To All the Man Booker Nominees as the Shortlist is Announced

So the Man Booker shortlist has been announced. Jim Crace (no surprise there), Colm Toibin (for the third time), Eleanor Catton (why not? Thought they might), NoViolet Bulawayo, Ruth Ozeki and Jhumpa Lahiri (*checks again, slightly taken aback*).

While I am extremely pleased that the list includes four women, I think some excellent, original writing has been elbowed out by vast, sometimes sensational, plots. Every year I find myself somewhat mystified by the choices that are made. Wonderful novels aren’t even shortlisted, some fairly mediocre ones make the cut. Some glorious ones make the cut too. But not in any way that makes quantifiable sense.

I’ve often read the Booker shortlist, but this is the first year I’ve read the entire longlist. I’m so glad I did. Fancy missing out on The Marrying of Chani Kaufman, or Unexploded. My arms might have thanked me for missing out on Richard House’s The Kills – boy was that a heavy hardback – but it has been so interesting to see the rise of digital books, and to note the different reactions to The Kills from those who read the enhanced digital version and those who (like me) stuck to the traditional paper (for paper read brick) format.

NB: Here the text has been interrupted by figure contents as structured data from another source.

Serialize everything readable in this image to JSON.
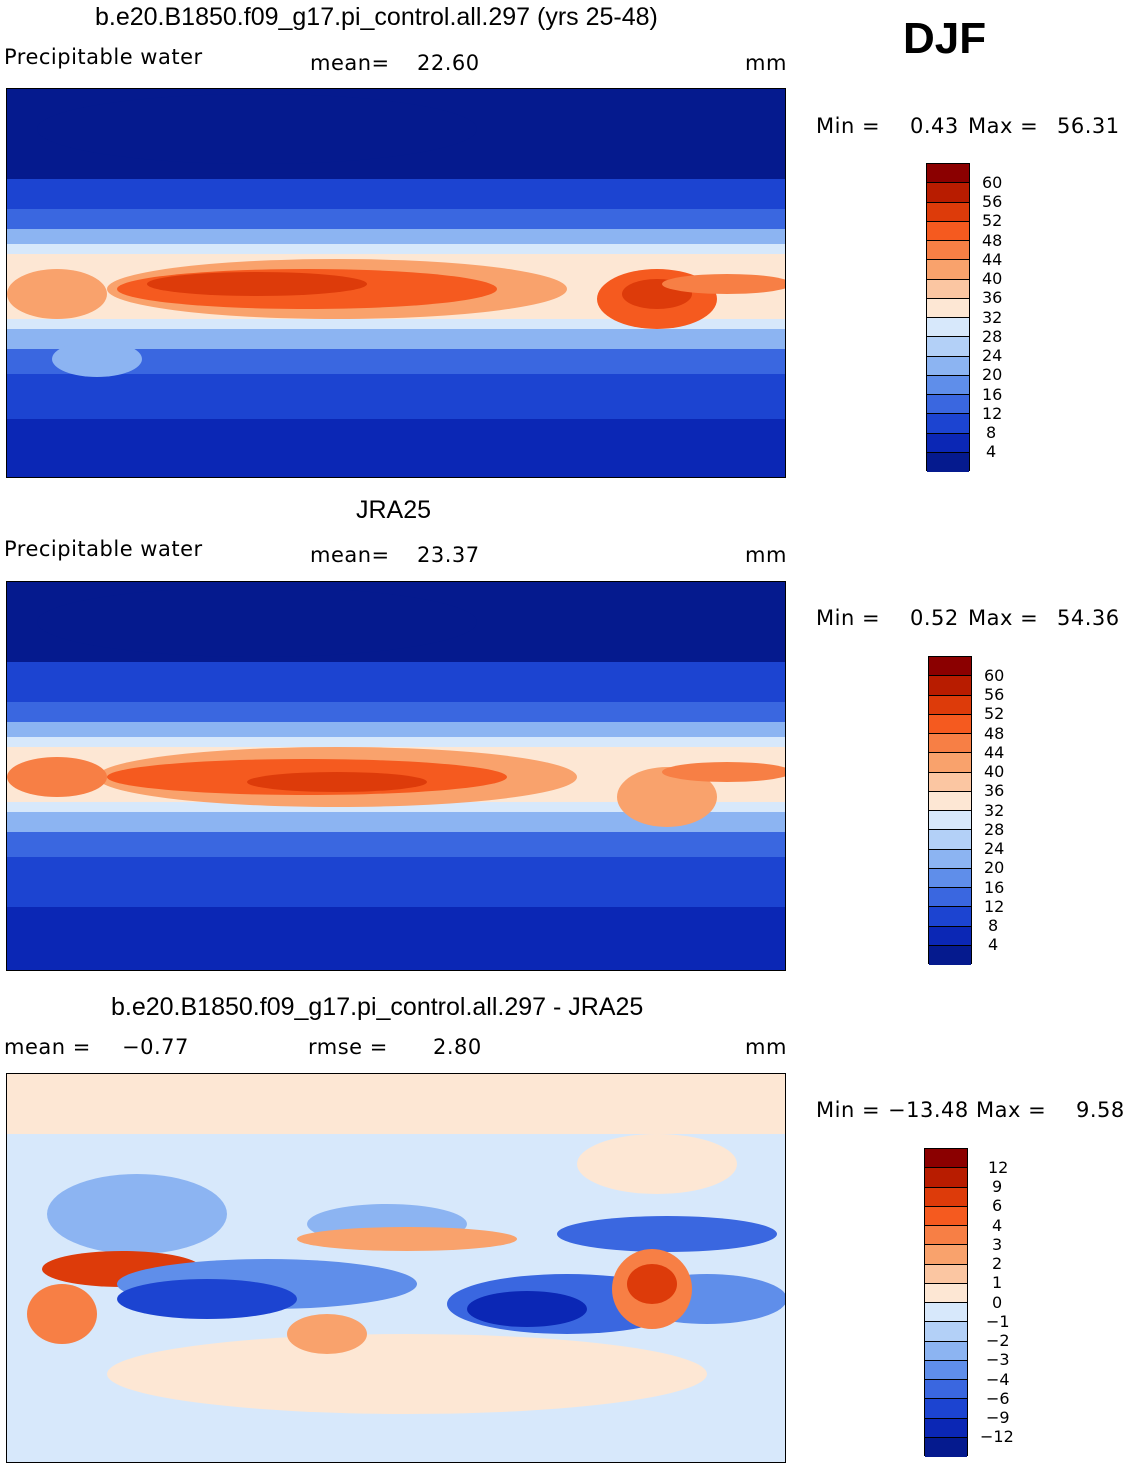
{
  "season": "DJF",
  "panels": [
    {
      "title": "b.e20.B1850.f09_g17.pi_control.all.297 (yrs 25-48)",
      "left_label": "Precipitable water",
      "mid_label": "mean=",
      "mid_value": "22.60",
      "units": "mm",
      "min_label": "Min =",
      "min_value": "0.43",
      "max_label": "Max =",
      "max_value": "56.31",
      "colorbar_levels": [
        "60",
        "56",
        "52",
        "48",
        "44",
        "40",
        "36",
        "32",
        "28",
        "24",
        "20",
        "16",
        "12",
        "8",
        "4"
      ]
    },
    {
      "title": "JRA25",
      "left_label": "Precipitable water",
      "mid_label": "mean=",
      "mid_value": "23.37",
      "units": "mm",
      "min_label": "Min =",
      "min_value": "0.52",
      "max_label": "Max =",
      "max_value": "54.36",
      "colorbar_levels": [
        "60",
        "56",
        "52",
        "48",
        "44",
        "40",
        "36",
        "32",
        "28",
        "24",
        "20",
        "16",
        "12",
        "8",
        "4"
      ]
    },
    {
      "title": "b.e20.B1850.f09_g17.pi_control.all.297 - JRA25",
      "left_label": "mean =",
      "left_value": "−0.77",
      "mid_label": "rmse =",
      "mid_value": "2.80",
      "units": "mm",
      "min_label": "Min =",
      "min_value": "−13.48",
      "max_label": "Max =",
      "max_value": "9.58",
      "colorbar_levels": [
        "12",
        "9",
        "6",
        "4",
        "3",
        "2",
        "1",
        "0",
        "−1",
        "−2",
        "−3",
        "−4",
        "−6",
        "−9",
        "−12"
      ]
    }
  ],
  "colors": {
    "abs_scale": [
      "#8b0000",
      "#b81c00",
      "#dd3b0a",
      "#f55a1f",
      "#f77f45",
      "#f9a26c",
      "#fbc6a2",
      "#fde7d4",
      "#d7e8fb",
      "#b3d0f7",
      "#8cb4f2",
      "#5f8eea",
      "#3a67e0",
      "#1c44d1",
      "#0b27b5",
      "#051a8e"
    ],
    "diff_scale": [
      "#8b0000",
      "#b81c00",
      "#dd3b0a",
      "#f55a1f",
      "#f77f45",
      "#f9a26c",
      "#fbc6a2",
      "#fde7d4",
      "#d7e8fb",
      "#b3d0f7",
      "#8cb4f2",
      "#5f8eea",
      "#3a67e0",
      "#1c44d1",
      "#0b27b5",
      "#051a8e"
    ]
  }
}
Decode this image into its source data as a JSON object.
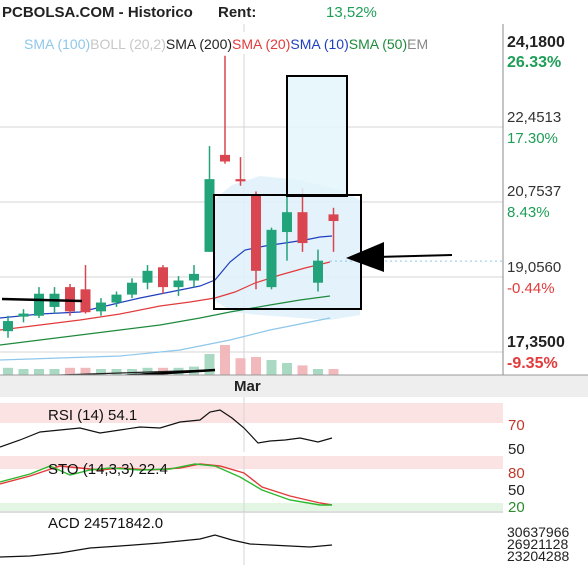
{
  "header": {
    "title": "PCBOLSA.COM - Historico",
    "rent_label": "Rent:",
    "rent_value": "13,52%",
    "rent_color": "#1e9e57"
  },
  "legend": {
    "items": [
      {
        "label": "SMA (100)",
        "color": "#8fc7ea"
      },
      {
        "label": "BOLL (20,2)",
        "color": "#c7c7c7"
      },
      {
        "label": "SMA (200)",
        "color": "#222222"
      },
      {
        "label": "SMA (20)",
        "color": "#e23b3b"
      },
      {
        "label": "SMA (10)",
        "color": "#1f3fbf"
      },
      {
        "label": "SMA (50)",
        "color": "#1e8a3c"
      },
      {
        "label": "EM",
        "color": "#888888"
      }
    ]
  },
  "price_axis": {
    "ticks": [
      {
        "price": "24,1800",
        "pct": "26.33%",
        "pct_color": "#1e9e57"
      },
      {
        "price": "22,4513",
        "pct": "17.30%",
        "pct_color": "#1e9e57"
      },
      {
        "price": "20,7537",
        "pct": "8.43%",
        "pct_color": "#1e9e57"
      },
      {
        "price": "19,0560",
        "pct": "-0.44%",
        "pct_color": "#e23b3b"
      },
      {
        "price": "17,3500",
        "pct": "-9.35%",
        "pct_color": "#e23b3b"
      }
    ]
  },
  "x_axis": {
    "month_label": "Mar"
  },
  "rsi": {
    "label": "RSI (14) 54.1",
    "levels": [
      "70",
      "50"
    ]
  },
  "sto": {
    "label": "STO (14,3,3) 22.4",
    "levels": [
      "80",
      "50",
      "20"
    ]
  },
  "acd": {
    "label": "ACD  24571842.0",
    "levels": [
      "30637966",
      "26921128",
      "23204288"
    ]
  },
  "colors": {
    "up": "#22a37a",
    "down": "#d9464f",
    "grid": "#d6d6d6"
  },
  "chart_data": {
    "type": "candlestick",
    "ylim": [
      17.35,
      24.18
    ],
    "current_price": 19.14,
    "candles": [
      {
        "o": 17.55,
        "h": 17.9,
        "l": 17.4,
        "c": 17.78
      },
      {
        "o": 17.88,
        "h": 18.05,
        "l": 17.75,
        "c": 17.95
      },
      {
        "o": 17.9,
        "h": 18.55,
        "l": 17.85,
        "c": 18.4
      },
      {
        "o": 18.1,
        "h": 18.55,
        "l": 17.95,
        "c": 18.4
      },
      {
        "o": 18.55,
        "h": 18.62,
        "l": 17.9,
        "c": 18.0
      },
      {
        "o": 18.5,
        "h": 19.05,
        "l": 17.95,
        "c": 17.98
      },
      {
        "o": 18.0,
        "h": 18.3,
        "l": 17.9,
        "c": 18.2
      },
      {
        "o": 18.2,
        "h": 18.45,
        "l": 18.1,
        "c": 18.38
      },
      {
        "o": 18.38,
        "h": 18.75,
        "l": 18.3,
        "c": 18.65
      },
      {
        "o": 18.65,
        "h": 19.05,
        "l": 18.5,
        "c": 18.92
      },
      {
        "o": 19.0,
        "h": 19.05,
        "l": 18.4,
        "c": 18.55
      },
      {
        "o": 18.55,
        "h": 18.8,
        "l": 18.35,
        "c": 18.7
      },
      {
        "o": 18.7,
        "h": 19.05,
        "l": 18.55,
        "c": 18.85
      },
      {
        "o": 19.35,
        "h": 21.75,
        "l": 19.35,
        "c": 21.0
      },
      {
        "o": 21.55,
        "h": 23.8,
        "l": 21.35,
        "c": 21.4
      },
      {
        "o": 21.0,
        "h": 21.5,
        "l": 20.85,
        "c": 20.95
      },
      {
        "o": 20.65,
        "h": 20.72,
        "l": 18.5,
        "c": 18.92
      },
      {
        "o": 18.55,
        "h": 19.9,
        "l": 18.5,
        "c": 19.85
      },
      {
        "o": 19.8,
        "h": 20.85,
        "l": 19.15,
        "c": 20.25
      },
      {
        "o": 20.25,
        "h": 20.8,
        "l": 19.35,
        "c": 19.55
      },
      {
        "o": 18.65,
        "h": 19.4,
        "l": 18.45,
        "c": 19.15
      },
      {
        "o": 20.2,
        "h": 20.35,
        "l": 19.35,
        "c": 20.05
      }
    ],
    "volumes": [
      0.12,
      0.1,
      0.1,
      0.1,
      0.12,
      0.12,
      0.1,
      0.1,
      0.1,
      0.12,
      0.12,
      0.12,
      0.14,
      0.35,
      0.5,
      0.28,
      0.3,
      0.25,
      0.2,
      0.16,
      0.1,
      0.1
    ]
  }
}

I feel slighted on behalf of the novels that weren’t shortlisted, even though they didn’t all appeal to me personally. My criticism of Macleod’s Unexploded was that its historical setting felt apart from the themes and concerns of the plot and characters. But she’d have been brilliant on the shortlist. It’ll all be about Eleanor Catton now, who is young and beautiful and whose novel is long and clever and all twisty-turny. Is that what we are looking for in our literature now? I’m pleased for her, as I am for all the shortlisted novelists. But as we now start lionizing the shortlisted novelists, let’s not forget those who got themselves all prepared for the South Bank event tonight, whose novels are the product of just as much love, talent and blood as the ones whose writers will be on the stage.

May the shortlisted show as much humility as the out-of-the-running longlisted have shown grace. And thank you all for writing.